The Q3 report indicates 733 publicly reported data breaches, significantly down from 941 in the previous quarter. Nevertheless, the year-to-date data breach tally surpassed the annual record set in 2021, with 2,116 data breaches reported in the first nine months of 2023.
Of the 733 breaches in Q3, a notable 53% lacked an attack vector, raising concerns about the transparency and reporting standards for these incidents.
The number of victims affected in Q3 dropped by 39% from Q3 2022, totaling 66.7 million. However, the overall count for the first three quarters of 2023 stands at 233.9 million victims, still significantly less than the pace set in 2022, which recorded 425 million estimated victims.

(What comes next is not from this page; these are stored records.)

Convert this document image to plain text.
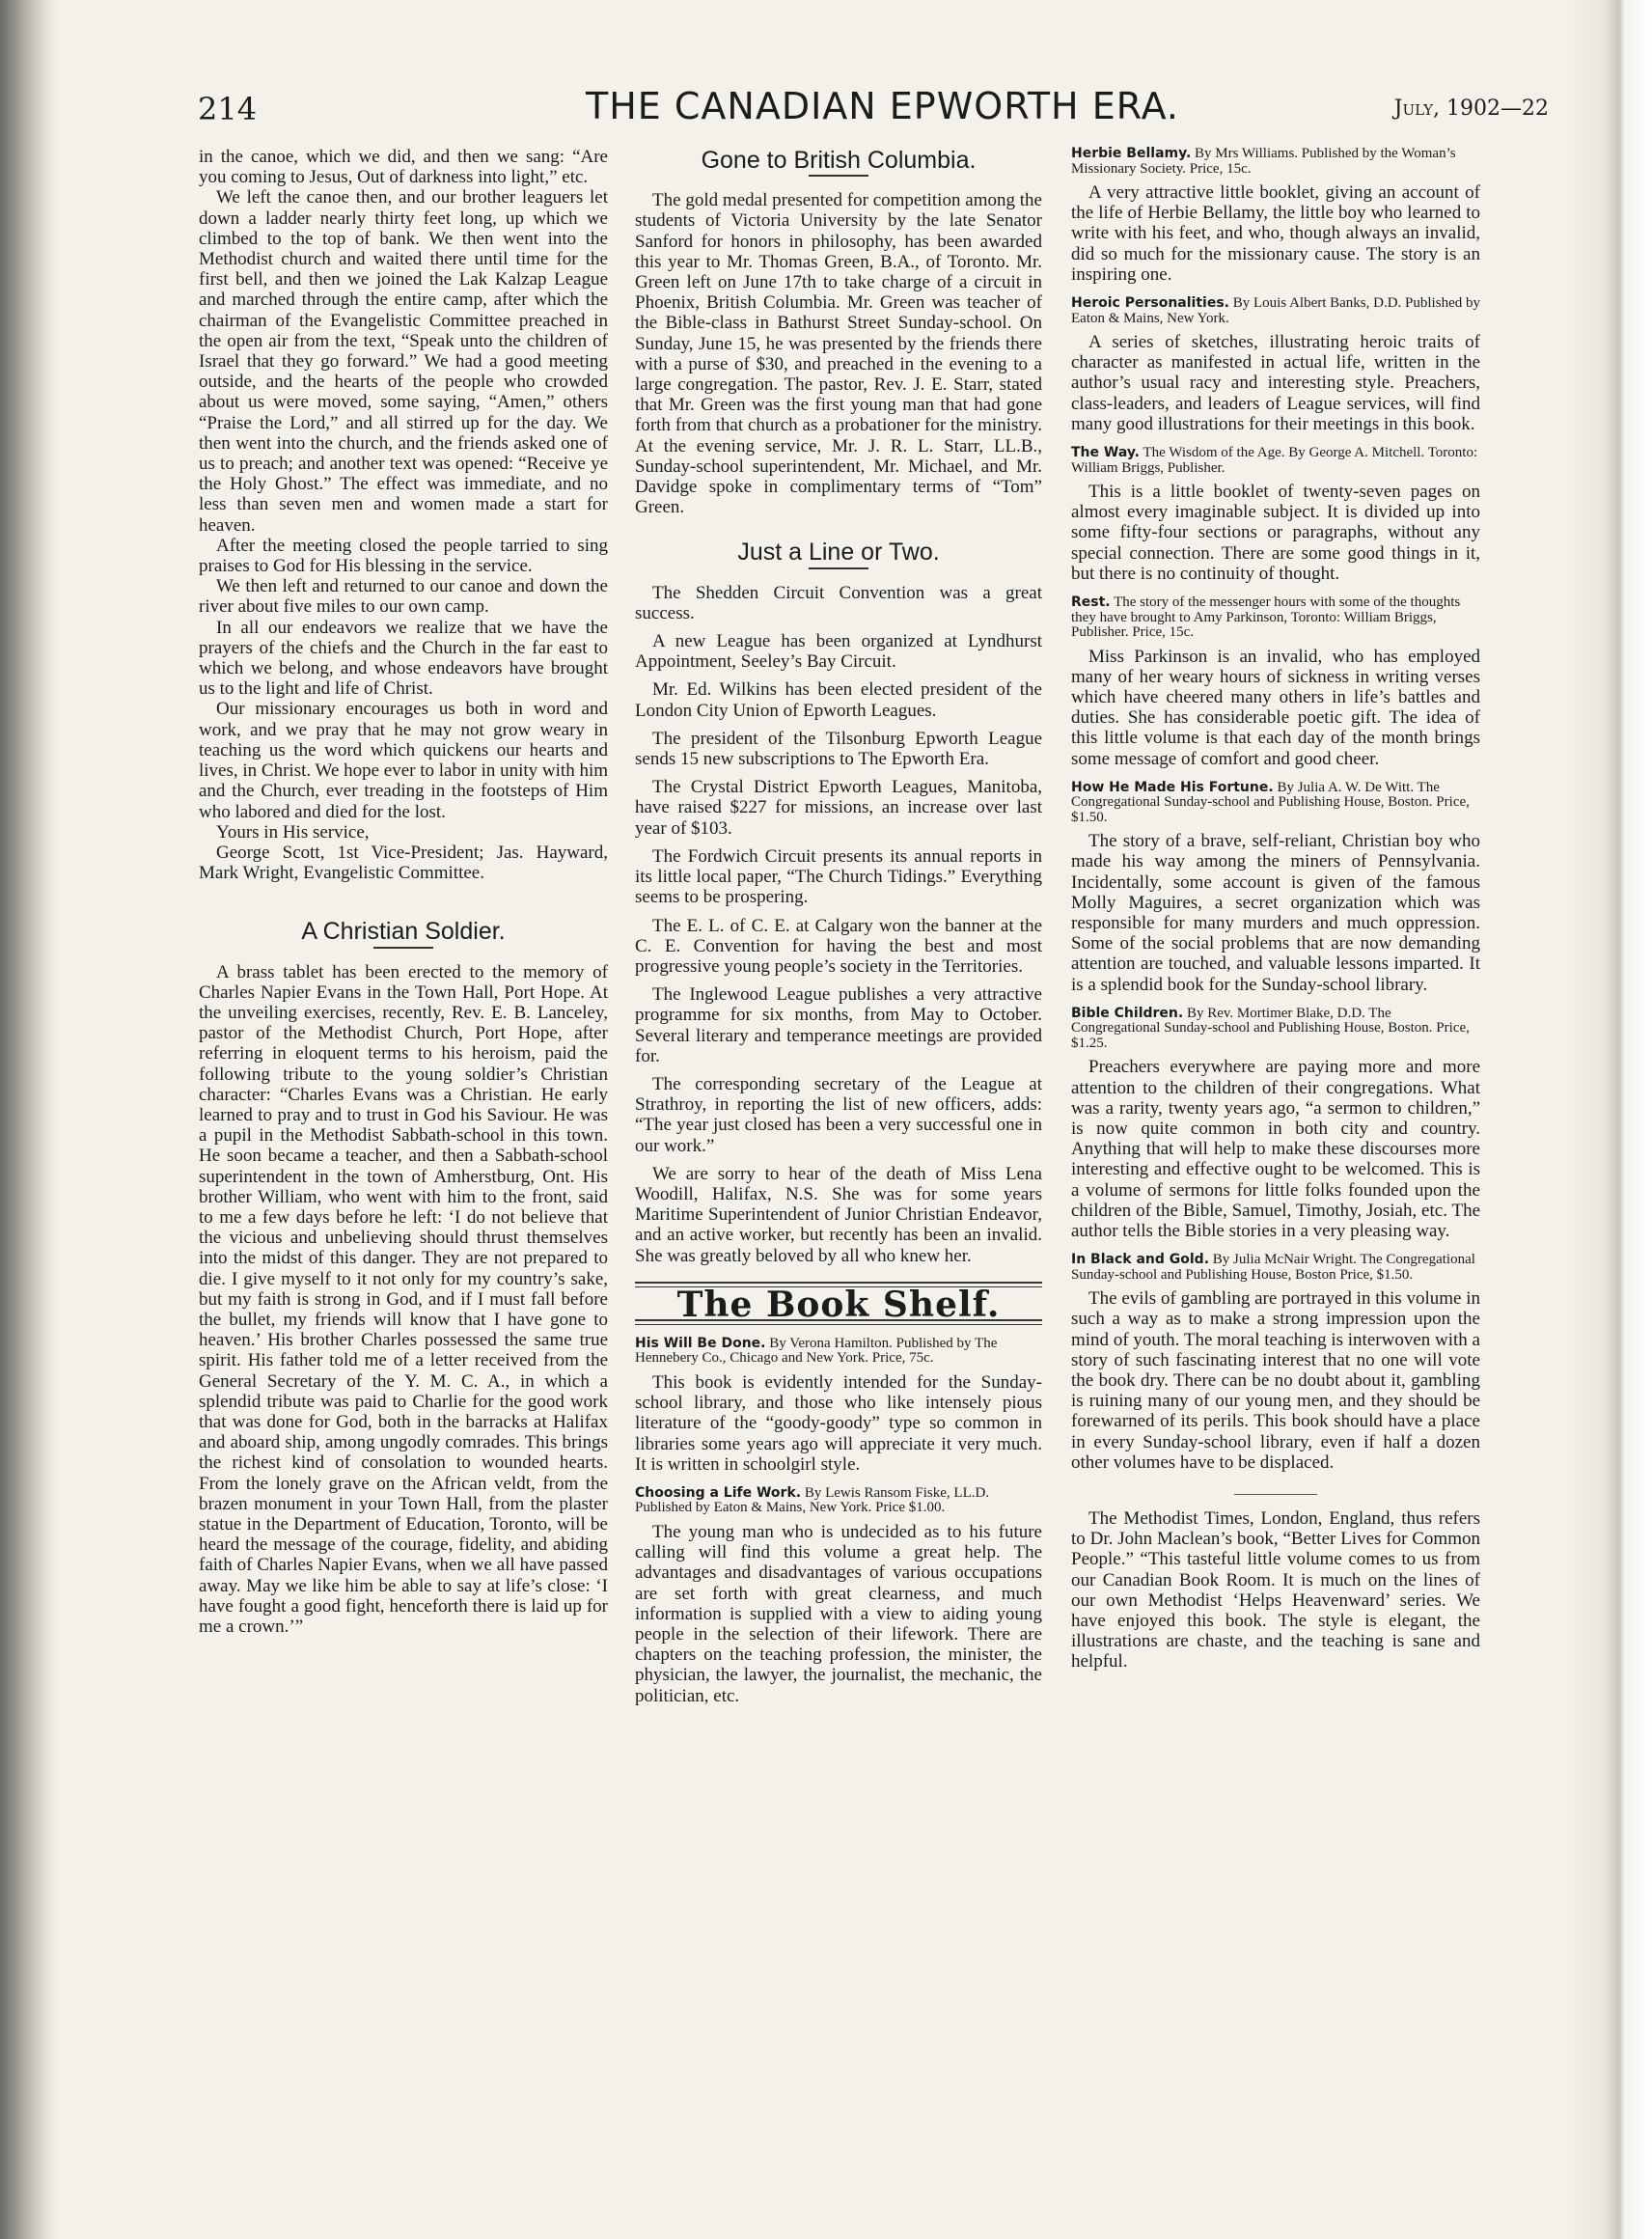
214	THE CANADIAN EPWORTH ERA.	July, 1902—22

in the canoe, which we did, and then we sang: “Are you coming to Jesus, Out of darkness into light,” etc.

We left the canoe then, and our brother leaguers let down a ladder nearly thirty feet long, up which we climbed to the top of bank. We then went into the Methodist church and waited there until time for the first bell, and then we joined the Lak Kalzap League and marched through the entire camp, after which the chairman of the Evangelistic Committee preached in the open air from the text, “Speak unto the children of Israel that they go forward.” We had a good meeting outside, and the hearts of the people who crowded about us were moved, some saying, “Amen,” others “Praise the Lord,” and all stirred up for the day. We then went into the church, and the friends asked one of us to preach; and another text was opened: “Receive ye the Holy Ghost.” The effect was immediate, and no less than seven men and women made a start for heaven.

After the meeting closed the people tarried to sing praises to God for His blessing in the service.

We then left and returned to our canoe and down the river about five miles to our own camp.

In all our endeavors we realize that we have the prayers of the chiefs and the Church in the far east to which we belong, and whose endeavors have brought us to the light and life of Christ.

Our missionary encourages us both in word and work, and we pray that he may not grow weary in teaching us the word which quickens our hearts and lives, in Christ. We hope ever to labor in unity with him and the Church, ever treading in the footsteps of Him who labored and died for the lost.

Yours in His service,

George Scott, 1st Vice-President; Jas. Hayward, Mark Wright, Evangelistic Committee.

A Christian Soldier.

A brass tablet has been erected to the memory of Charles Napier Evans in the Town Hall, Port Hope. At the unveiling exercises, recently, Rev. E. B. Lanceley, pastor of the Methodist Church, Port Hope, after referring in eloquent terms to his heroism, paid the following tribute to the young soldier’s Christian character: “Charles Evans was a Christian. He early learned to pray and to trust in God his Saviour. He was a pupil in the Methodist Sabbath-school in this town. He soon became a teacher, and then a Sabbath-school superintendent in the town of Amherstburg, Ont. His brother William, who went with him to the front, said to me a few days before he left: ‘I do not believe that the vicious and unbelieving should thrust themselves into the midst of this danger. They are not prepared to die. I give myself to it not only for my country’s sake, but my faith is strong in God, and if I must fall before the bullet, my friends will know that I have gone to heaven.’ His brother Charles possessed the same true spirit. His father told me of a letter received from the General Secretary of the Y. M. C. A., in which a splendid tribute was paid to Charlie for the good work that was done for God, both in the barracks at Halifax and aboard ship, among ungodly comrades. This brings the richest kind of consolation to wounded hearts. From the lonely grave on the African veldt, from the brazen monument in your Town Hall, from the plaster statue in the Department of Education, Toronto, will be heard the message of the courage, fidelity, and abiding faith of Charles Napier Evans, when we all have passed away. May we like him be able to say at life’s close: ‘I have fought a good fight, henceforth there is laid up for me a crown.’”

Gone to British Columbia.

The gold medal presented for competition among the students of Victoria University by the late Senator Sanford for honors in philosophy, has been awarded this year to Mr. Thomas Green, B.A., of Toronto. Mr. Green left on June 17th to take charge of a circuit in Phoenix, British Columbia. Mr. Green was teacher of the Bible-class in Bathurst Street Sunday-school. On Sunday, June 15, he was presented by the friends there with a purse of $30, and preached in the evening to a large congregation. The pastor, Rev. J. E. Starr, stated that Mr. Green was the first young man that had gone forth from that church as a probationer for the ministry. At the evening service, Mr. J. R. L. Starr, LL.B., Sunday-school superintendent, Mr. Michael, and Mr. Davidge spoke in complimentary terms of “Tom” Green.

Just a Line or Two.

The Shedden Circuit Convention was a great success.

A new League has been organized at Lyndhurst Appointment, Seeley’s Bay Circuit.

Mr. Ed. Wilkins has been elected president of the London City Union of Epworth Leagues.

The president of the Tilsonburg Epworth League sends 15 new subscriptions to The Epworth Era.

The Crystal District Epworth Leagues, Manitoba, have raised $227 for missions, an increase over last year of $103.

The Fordwich Circuit presents its annual reports in its little local paper, “The Church Tidings.” Everything seems to be prospering.

The E. L. of C. E. at Calgary won the banner at the C. E. Convention for having the best and most progressive young people’s society in the Territories.

The Inglewood League publishes a very attractive programme for six months, from May to October. Several literary and temperance meetings are provided for.

The corresponding secretary of the League at Strathroy, in reporting the list of new officers, adds: “The year just closed has been a very successful one in our work.”

We are sorry to hear of the death of Miss Lena Woodill, Halifax, N.S. She was for some years Maritime Superintendent of Junior Christian Endeavor, and an active worker, but recently has been an invalid. She was greatly beloved by all who knew her.

The Book Shelf.

His Will Be Done. By Verona Hamilton. Published by The Hennebery Co., Chicago and New York. Price, 75c.

This book is evidently intended for the Sunday-school library, and those who like intensely pious literature of the “goody-goody” type so common in libraries some years ago will appreciate it very much. It is written in schoolgirl style.

Choosing a Life Work. By Lewis Ransom Fiske, LL.D. Published by Eaton & Mains, New York. Price $1.00.

The young man who is undecided as to his future calling will find this volume a great help. The advantages and disadvantages of various occupations are set forth with great clearness, and much information is supplied with a view to aiding young people in the selection of their lifework. There are chapters on the teaching profession, the minister, the physician, the lawyer, the journalist, the mechanic, the politician, etc.

Herbie Bellamy. By Mrs Williams. Published by the Woman’s Missionary Society. Price, 15c.

A very attractive little booklet, giving an account of the life of Herbie Bellamy, the little boy who learned to write with his feet, and who, though always an invalid, did so much for the missionary cause. The story is an inspiring one.

Heroic Personalities. By Louis Albert Banks, D.D. Published by Eaton & Mains, New York.

A series of sketches, illustrating heroic traits of character as manifested in actual life, written in the author’s usual racy and interesting style. Preachers, class-leaders, and leaders of League services, will find many good illustrations for their meetings in this book.

The Way. The Wisdom of the Age. By George A. Mitchell. Toronto: William Briggs, Publisher.

This is a little booklet of twenty-seven pages on almost every imaginable subject. It is divided up into some fifty-four sections or paragraphs, without any special connection. There are some good things in it, but there is no continuity of thought.

Rest. The story of the messenger hours with some of the thoughts they have brought to Amy Parkinson, Toronto: William Briggs, Publisher. Price, 15c.

Miss Parkinson is an invalid, who has employed many of her weary hours of sickness in writing verses which have cheered many others in life’s battles and duties. She has considerable poetic gift. The idea of this little volume is that each day of the month brings some message of comfort and good cheer.

How He Made His Fortune. By Julia A. W. De Witt. The Congregational Sunday-school and Publishing House, Boston. Price, $1.50.

The story of a brave, self-reliant, Christian boy who made his way among the miners of Pennsylvania. Incidentally, some account is given of the famous Molly Maguires, a secret organization which was responsible for many murders and much oppression. Some of the social problems that are now demanding attention are touched, and valuable lessons imparted. It is a splendid book for the Sunday-school library.

Bible Children. By Rev. Mortimer Blake, D.D. The Congregational Sunday-school and Publishing House, Boston. Price, $1.25.

Preachers everywhere are paying more and more attention to the children of their congregations. What was a rarity, twenty years ago, “a sermon to children,” is now quite common in both city and country. Anything that will help to make these discourses more interesting and effective ought to be welcomed. This is a volume of sermons for little folks founded upon the children of the Bible, Samuel, Timothy, Josiah, etc. The author tells the Bible stories in a very pleasing way.

In Black and Gold. By Julia McNair Wright. The Congregational Sunday-school and Publishing House, Boston Price, $1.50.

The evils of gambling are portrayed in this volume in such a way as to make a strong impression upon the mind of youth. The moral teaching is interwoven with a story of such fascinating interest that no one will vote the book dry. There can be no doubt about it, gambling is ruining many of our young men, and they should be forewarned of its perils. This book should have a place in every Sunday-school library, even if half a dozen other volumes have to be displaced.

The Methodist Times, London, England, thus refers to Dr. John Maclean’s book, “Better Lives for Common People.” “This tasteful little volume comes to us from our Canadian Book Room. It is much on the lines of our own Methodist ‘Helps Heavenward’ series. We have enjoyed this book. The style is elegant, the illustrations are chaste, and the teaching is sane and helpful.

In the report, cyberattacks retained their lead as the primary cause of data breaches, accounting for 614 incidents. Among breaches with reported attack vectors, phishing attacks were the most frequent (80), followed by Zero-Day attacks (69), which exceeded Ransomware (64) and Malware attacks (17). Cybersecurity experts attribute the rise in data breaches to the increasing number of successful Zero-Day attacks.

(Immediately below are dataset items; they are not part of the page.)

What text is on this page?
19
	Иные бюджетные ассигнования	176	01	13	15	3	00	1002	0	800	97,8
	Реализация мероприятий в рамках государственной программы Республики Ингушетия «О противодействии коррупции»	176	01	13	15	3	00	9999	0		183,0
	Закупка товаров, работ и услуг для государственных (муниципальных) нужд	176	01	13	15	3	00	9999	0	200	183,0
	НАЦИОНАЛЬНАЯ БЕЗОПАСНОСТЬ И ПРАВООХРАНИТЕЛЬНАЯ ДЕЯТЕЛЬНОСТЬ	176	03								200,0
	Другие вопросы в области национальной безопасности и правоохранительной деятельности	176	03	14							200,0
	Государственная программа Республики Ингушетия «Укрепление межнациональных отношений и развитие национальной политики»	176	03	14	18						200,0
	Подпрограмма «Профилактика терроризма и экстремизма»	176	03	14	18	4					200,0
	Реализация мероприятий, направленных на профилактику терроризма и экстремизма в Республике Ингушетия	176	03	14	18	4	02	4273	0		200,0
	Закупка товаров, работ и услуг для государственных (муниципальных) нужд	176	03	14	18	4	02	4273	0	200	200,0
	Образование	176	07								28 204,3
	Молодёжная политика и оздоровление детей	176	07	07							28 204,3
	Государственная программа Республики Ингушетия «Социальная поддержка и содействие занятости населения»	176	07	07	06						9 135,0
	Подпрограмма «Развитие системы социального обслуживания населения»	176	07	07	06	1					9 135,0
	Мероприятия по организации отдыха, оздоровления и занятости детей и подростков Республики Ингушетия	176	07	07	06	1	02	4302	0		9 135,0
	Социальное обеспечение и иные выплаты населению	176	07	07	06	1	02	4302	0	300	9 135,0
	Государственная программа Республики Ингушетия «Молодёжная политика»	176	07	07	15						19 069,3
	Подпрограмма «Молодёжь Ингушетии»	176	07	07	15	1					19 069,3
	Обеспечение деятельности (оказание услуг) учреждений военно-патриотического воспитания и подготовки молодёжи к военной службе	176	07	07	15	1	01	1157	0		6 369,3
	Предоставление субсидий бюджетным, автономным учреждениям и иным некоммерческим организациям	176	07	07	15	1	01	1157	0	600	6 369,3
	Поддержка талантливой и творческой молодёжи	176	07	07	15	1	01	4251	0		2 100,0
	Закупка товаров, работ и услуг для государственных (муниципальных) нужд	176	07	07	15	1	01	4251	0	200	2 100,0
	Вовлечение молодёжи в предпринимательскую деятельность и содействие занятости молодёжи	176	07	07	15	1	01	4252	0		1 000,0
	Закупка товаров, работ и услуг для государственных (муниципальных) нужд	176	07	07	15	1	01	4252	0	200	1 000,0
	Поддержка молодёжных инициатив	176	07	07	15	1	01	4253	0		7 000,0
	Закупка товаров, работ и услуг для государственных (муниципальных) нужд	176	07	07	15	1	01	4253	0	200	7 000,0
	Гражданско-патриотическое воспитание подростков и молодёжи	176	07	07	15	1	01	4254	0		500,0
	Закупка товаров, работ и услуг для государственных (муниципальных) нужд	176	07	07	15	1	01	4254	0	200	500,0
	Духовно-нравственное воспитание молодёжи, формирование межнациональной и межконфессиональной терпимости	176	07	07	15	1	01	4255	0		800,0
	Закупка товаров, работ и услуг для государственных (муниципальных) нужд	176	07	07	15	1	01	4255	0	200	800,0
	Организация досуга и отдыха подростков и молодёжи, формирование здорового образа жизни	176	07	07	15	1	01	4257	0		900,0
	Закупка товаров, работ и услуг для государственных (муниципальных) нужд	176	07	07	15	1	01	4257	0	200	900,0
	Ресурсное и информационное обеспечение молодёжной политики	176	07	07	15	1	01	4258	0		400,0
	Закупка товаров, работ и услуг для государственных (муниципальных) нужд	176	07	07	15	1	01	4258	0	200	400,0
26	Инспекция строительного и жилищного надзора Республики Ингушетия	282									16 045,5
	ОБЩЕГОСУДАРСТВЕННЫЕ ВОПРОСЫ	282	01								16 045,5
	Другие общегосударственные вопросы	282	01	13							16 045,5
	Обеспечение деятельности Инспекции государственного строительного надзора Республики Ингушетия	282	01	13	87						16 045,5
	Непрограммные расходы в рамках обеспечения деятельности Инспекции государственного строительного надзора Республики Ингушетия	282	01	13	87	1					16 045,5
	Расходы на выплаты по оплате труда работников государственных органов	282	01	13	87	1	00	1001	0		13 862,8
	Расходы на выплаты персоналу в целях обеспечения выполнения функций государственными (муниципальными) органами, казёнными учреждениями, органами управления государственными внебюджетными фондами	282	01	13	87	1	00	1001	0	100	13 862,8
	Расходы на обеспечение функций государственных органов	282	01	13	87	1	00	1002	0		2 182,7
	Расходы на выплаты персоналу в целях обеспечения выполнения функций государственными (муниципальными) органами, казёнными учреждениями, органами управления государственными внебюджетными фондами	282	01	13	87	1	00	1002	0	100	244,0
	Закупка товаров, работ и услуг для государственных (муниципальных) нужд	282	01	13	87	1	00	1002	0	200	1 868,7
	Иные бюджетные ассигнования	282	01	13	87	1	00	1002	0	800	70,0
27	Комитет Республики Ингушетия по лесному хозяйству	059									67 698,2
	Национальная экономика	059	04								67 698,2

The ITRC reported a 1,620% increase in Zero-Day attacks in the first three quarters of 2023, totaling 86 incidents, compared to just 5 in the entirety of 2022.
Eva Velasquez, president and CEO of the center, emphasized the trend, stating, "While setting a record for the number of data breaches is attention-grabbing, unfortunately, it is not surprising." She pointed to factors such as the surge in Zero-Day attacks and a new wave of ransomware attacks by emerging criminal groups as contributors to the rise.
Additional insights from the report include supply chain attacks that affected numerous entities, even if they were not the direct target. More than 1,000 organizations reported data compromises due to an attack against 87 entities, including third parties that utilized the MOVEit file transfer software.
By September 30, a total of 344 U.S. organizations had been impacted by one or more vendors utilizing a vulnerable MOVEit product. An additional 79 organizations reported direct impacts from attacks against MOVEit software or services. Four of the top ten breaches in Q3 were connected to a MOVEit attack.